Aero Team Eindhoven is also working on a communication system that has the drones communicating with each other so the foetal drones that are waiting on the charging stations know when and where a cargo drone needs refuelling. “In an ideal future, Europe would have several of these charging stations and a drone highway for cargo drones that can stay in the air endlessly to deliver high priority packages around Europe.”

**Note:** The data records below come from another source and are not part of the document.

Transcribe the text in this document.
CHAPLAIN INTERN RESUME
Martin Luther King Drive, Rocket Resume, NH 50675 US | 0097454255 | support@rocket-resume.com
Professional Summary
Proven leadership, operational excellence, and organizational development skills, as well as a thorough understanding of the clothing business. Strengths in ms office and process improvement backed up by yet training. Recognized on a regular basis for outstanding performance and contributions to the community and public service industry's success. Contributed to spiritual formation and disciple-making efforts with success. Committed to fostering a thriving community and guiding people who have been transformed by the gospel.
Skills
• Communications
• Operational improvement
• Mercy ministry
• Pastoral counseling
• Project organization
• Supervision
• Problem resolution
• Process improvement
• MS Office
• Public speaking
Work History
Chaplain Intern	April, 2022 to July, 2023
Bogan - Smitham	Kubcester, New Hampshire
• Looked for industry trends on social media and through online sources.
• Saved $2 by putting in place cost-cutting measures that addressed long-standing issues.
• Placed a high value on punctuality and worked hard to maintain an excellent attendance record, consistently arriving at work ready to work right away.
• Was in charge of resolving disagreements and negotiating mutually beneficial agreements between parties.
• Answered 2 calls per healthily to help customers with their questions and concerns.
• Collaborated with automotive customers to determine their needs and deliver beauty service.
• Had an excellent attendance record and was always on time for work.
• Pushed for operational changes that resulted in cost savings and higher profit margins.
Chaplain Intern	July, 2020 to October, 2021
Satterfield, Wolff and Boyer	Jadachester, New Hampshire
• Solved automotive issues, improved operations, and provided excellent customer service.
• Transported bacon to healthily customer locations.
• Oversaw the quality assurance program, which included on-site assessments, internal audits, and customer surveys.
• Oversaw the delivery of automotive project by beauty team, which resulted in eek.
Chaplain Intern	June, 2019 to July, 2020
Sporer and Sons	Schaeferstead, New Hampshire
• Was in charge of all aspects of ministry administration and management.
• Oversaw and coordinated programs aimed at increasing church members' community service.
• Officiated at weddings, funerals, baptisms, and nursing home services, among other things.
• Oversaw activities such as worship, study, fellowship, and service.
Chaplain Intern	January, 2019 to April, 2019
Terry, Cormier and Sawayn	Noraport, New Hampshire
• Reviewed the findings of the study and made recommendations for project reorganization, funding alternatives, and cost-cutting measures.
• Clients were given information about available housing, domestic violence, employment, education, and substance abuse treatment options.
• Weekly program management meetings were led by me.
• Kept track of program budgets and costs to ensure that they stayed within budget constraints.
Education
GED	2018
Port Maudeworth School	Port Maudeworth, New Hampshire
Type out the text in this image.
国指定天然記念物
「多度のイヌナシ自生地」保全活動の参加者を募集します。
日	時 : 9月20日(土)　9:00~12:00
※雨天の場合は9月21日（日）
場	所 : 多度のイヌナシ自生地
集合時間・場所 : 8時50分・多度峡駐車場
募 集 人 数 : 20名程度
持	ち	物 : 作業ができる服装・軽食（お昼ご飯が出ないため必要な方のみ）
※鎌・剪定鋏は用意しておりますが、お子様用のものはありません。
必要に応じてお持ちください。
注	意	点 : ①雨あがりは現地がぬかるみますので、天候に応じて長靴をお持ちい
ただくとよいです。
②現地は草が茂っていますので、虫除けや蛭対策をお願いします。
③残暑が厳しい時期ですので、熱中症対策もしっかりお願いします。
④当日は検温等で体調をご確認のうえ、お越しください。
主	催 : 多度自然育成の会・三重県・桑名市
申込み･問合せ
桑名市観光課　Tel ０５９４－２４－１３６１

With consumers increasingly expecting next day or same day delivery and digitalisation paving way for more international trading, the innovative solution Aero works on will be attractive to large parcel service providers across Europe. Asked if the team eyeballs intercontinental deliveries as well, Schut said: “That will be a huge challenge. Let’s just say that we aim to reach the UK to start with. Having drones fly across the ocean would mean that we would need charging stations in the middle of the sea. I don’t see that happening very soon.” But it is no denying that the innovation the teams works on could eventually form the basis for more sustainable aviation.
To learn about the impact of drones in cities and other populated areas, the team has started another project. “Many cities have a ‘no fly’ zone, because it is regarded dangerous to fly drones in populated areas”, said Schut. We have rebuilt four locations in Eindhoven in virtual reality. Participants in our project can experience what it is like when drones fly over. With sliders they can adjust the number of drones in the VR location, but also the noise, the altitude of the drones and their size. This way we aim to research when drones become a nuisance for local residents.”
Generating this data is an important step forward in drone development, said Schut, for most Dutch municipalities now have rules and regulations that ban (commercial) drones. “By analysing the acquired data we hope to relieve the regulations, because those regulations inhibit innovation.”